Celle fois-ci, il ne fallut à cette dernière que quelques secondes pour remarquer la présence de son souverain, si bien qu'elle arrivât solennellement vers lui pour s'incliner.

- Je vais laisser sa Majesté, je continuerai mes tâches demain. Sa Majesté doit avoir envie de se reposer.

Elle ne semblait pas le moins du monde fatiguée. Il suffisait pourtant d'un seul coup d'œil au sol pour comprendre qu'elle avait fait un grand travail toute la journée.

- Attendez, l'interrompit le roi.

La femme à la chevelure rousse s'arrêta. Elle se demanda un instant si elle avait fait quelque chose de mal, mais son interlocuteur coupa bien vite court à ses inquiétudes :

- Comment vous appelez-vous ?

- Sa Majesté peut m'appeler Gabriella.

- Gabriella comment ?

- Simplement Gabriella. Si cela convient à sa Majesté bien sûr.

Il n'était pas rare que des serviteurs ne possédassent pas de nom de famille, principalement les jeunes orphelins. Ainsi, Airy n'insista pas plus.

- Au risque de me répéter, je voudrais réellement que vous me vouvoyiez.

La jeune servante hocha la tête en rougissant. Il comprenait que ce qu'il lui demandait n'était pas commun et peu évident puisque respecter le roi du royaume était l'une des choses les plus importantes. Mais si la demande venait du dirigeant lui-même, elle devait comprendre qu'il n'y avait pas de problème.

- Vous pouvez disposer, je ne pensais honnêtement pas que vous resteriez si tard.

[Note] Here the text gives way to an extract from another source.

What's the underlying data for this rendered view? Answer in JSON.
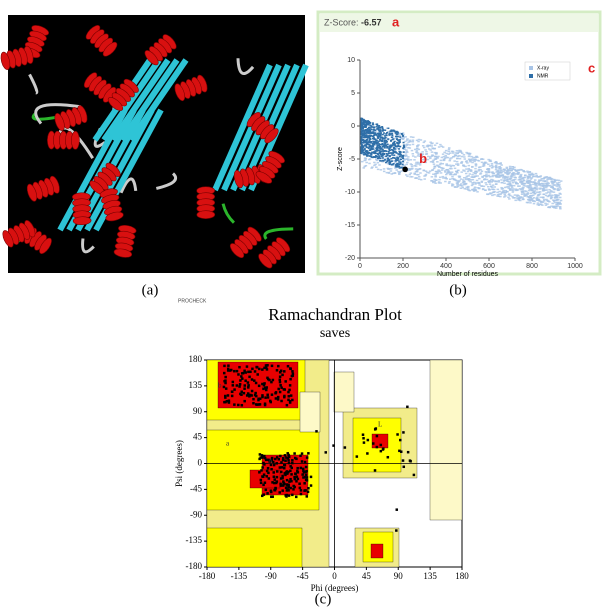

Le ton du roi ne sonnait pas comme un reproche, ainsi la domestique se sentit libre de répondre :

- C'est qu'il y avait beaucoup de travail, la poussière était bien ancrée dans tous les recoins. Je n'ai pas encore eu le temps de nettoyer la bibliothèque de sa... votre bibliothèque, Sire. Je m'en chargerai demain. Voulez-vous que je vous réveille également demain matin ? Il m'a été dit que je devais voir avec vous pour mes taches.

Le souverain apprécia sa demande. Elle avait plus la tête sur les épaules que lui, il avait totalement oublié tout le discours qu'il devait lui tenir. Mais actuellement, il était bien trop fatigué :

- Pas la peine de me réveiller, et ne venez pas laver avant que je ne me sois levé. Pour les modalités de votre fonction, on en discutera plus tard si vous le voulez bien. Je passerai en fin de matinée vous voir ici-même.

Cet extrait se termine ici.